Although the president has embarrassed his allies with his recurrent provocative statements, especially on foreign issues, and although some of his first decisions were too hasty, such as his decision to sell the presidential palaces, many are still wagering on him as an ethical guarantee for the democratic transition despite his limited authority.
In reality, as one of Tunisia's intellectuals said, Tunisia may indeed be in need of Mr Marzouki's humble persona, which should demystify the position of the president and remove the august aura that surrounded it for decades.
However, the new political equation in Tunisia isn't without its own problems that may affect the future of the country's democratic experience. The biggest challenge facing the new government is to reconcile between the demand for renovation and emancipation from the previous pattern of rule and safeguarding the gains and inheritance of the modern state as established by the independence leader Habib Bourgiba.
These gains are the solid educational system, the liberation of women and the creation of an infrastructure capable of attracting foreign investment.
There is also the fear of a possible clash between Ennahda and the public that is eager for immediate change and quick fixes.
"Although the Tunisian Islamists have been making big efforts to dispel the fears of civil society and the liberal faction about compulsory Islamification measures, the pages of daily newspapers still abound with articles and opinions expressing public concern about the Islamist rise and its possible impact on the Tunisian modern model," the writer concluded.
Salafist interview on Israel was inconsistent
Who cares if an Egyptian Salafist spoke to the Israeli military radio, what is important here is what he said and the repercussions of his statements in Egypt, in Israel and in the entire region. After all, the Islamists were the ones who started accusing anyone who dared to talk about peace and negotiations with Israel as treasonous, wrote Tariq Homayed, the editor of the London-based daily Asharq Alawsat.
The Islamist Nour party official Yussri Hammad's recent statements to an Israeli radio station sparked a wave of controversy in Egypt. His fellow party members have been adamantly defending him; some of them claim he was tricked by the Israeli reporter and others deny the statements altogether.
Mr Hammad said his party did not object to the peace treaty with Israel and that if there were any articles in the treaty that needed amendment, it could be done in negotiations. He added that Egypt was committed to previous agreements, including the peace treaty with Israel and that he welcomed all tourists arriving in Egypt, including Israelis.
"If the Salafist Islamic party, and before it the Islamic Brotherhood, admit to the Camp David Treaty and believe in negotiations, then why did they overwhelm the region with accusations of treason and westernisation?" asked the writer. "Why did they waste years and support wars if they respect peace treaties and negotiations?"

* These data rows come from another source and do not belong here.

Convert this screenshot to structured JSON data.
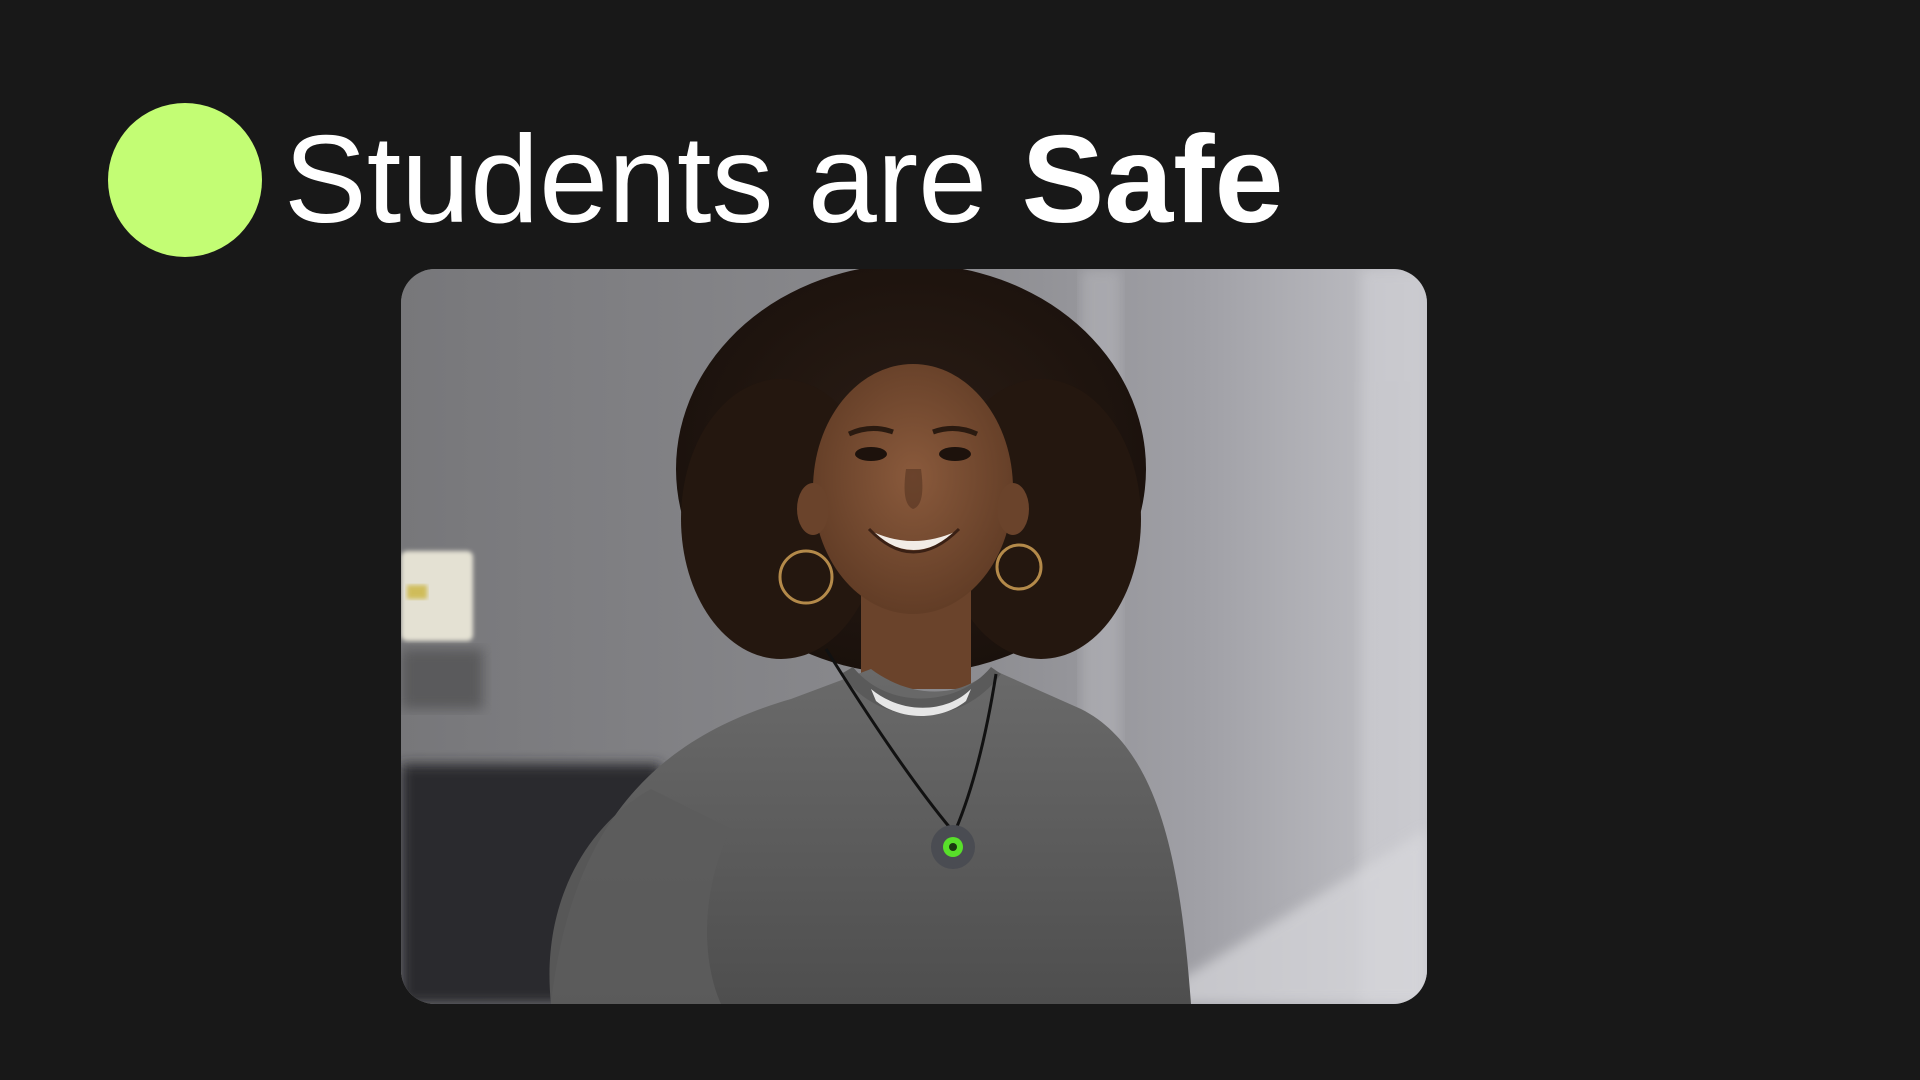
{
  "slide": {
    "title_regular": "Students are",
    "title_bold": "Safe"
  },
  "colors": {
    "background": "#181818",
    "accent": "#c3fd74",
    "title_text": "#ffffff",
    "pendant_light": "#58e02a"
  },
  "photo": {
    "subject": "smiling-student-wearing-pendant",
    "icon": "photo-icon"
  }
}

A shared responsibility on Palestinian issues
As the chief Palestinian negotiator Saeb Erekat announced that the situation of the Palestinian Authority will be subject to serious discussions next year to guarantee the international recognition of Palestinian statehood, we are all required to support steps that will ensure that Palestine's file remains in circulation in the relevant international institutions, said the Dubai-based daily Al Bayan in its editorial.
"Palestinians must press ahead in their efforts to claim their membership with the UN and, at the same time, they must seek to resume negotiations," said the paper.
The continuation of diplomatic efforts indicates that, although Palestinians are incapable at the moment of a military victory over Israel, they can pave the way to victory by accumulating points to their credit internationally, just as they did when they managed to gain membership in Unesco.
The US and its allies will not be able to continue to impose their policies and to terrorise other parts of the world. The year 2011 and its Arab Spring have dispelled the fear and broken the shackles that held people back from demanding their national rights, Al Bayan concluded.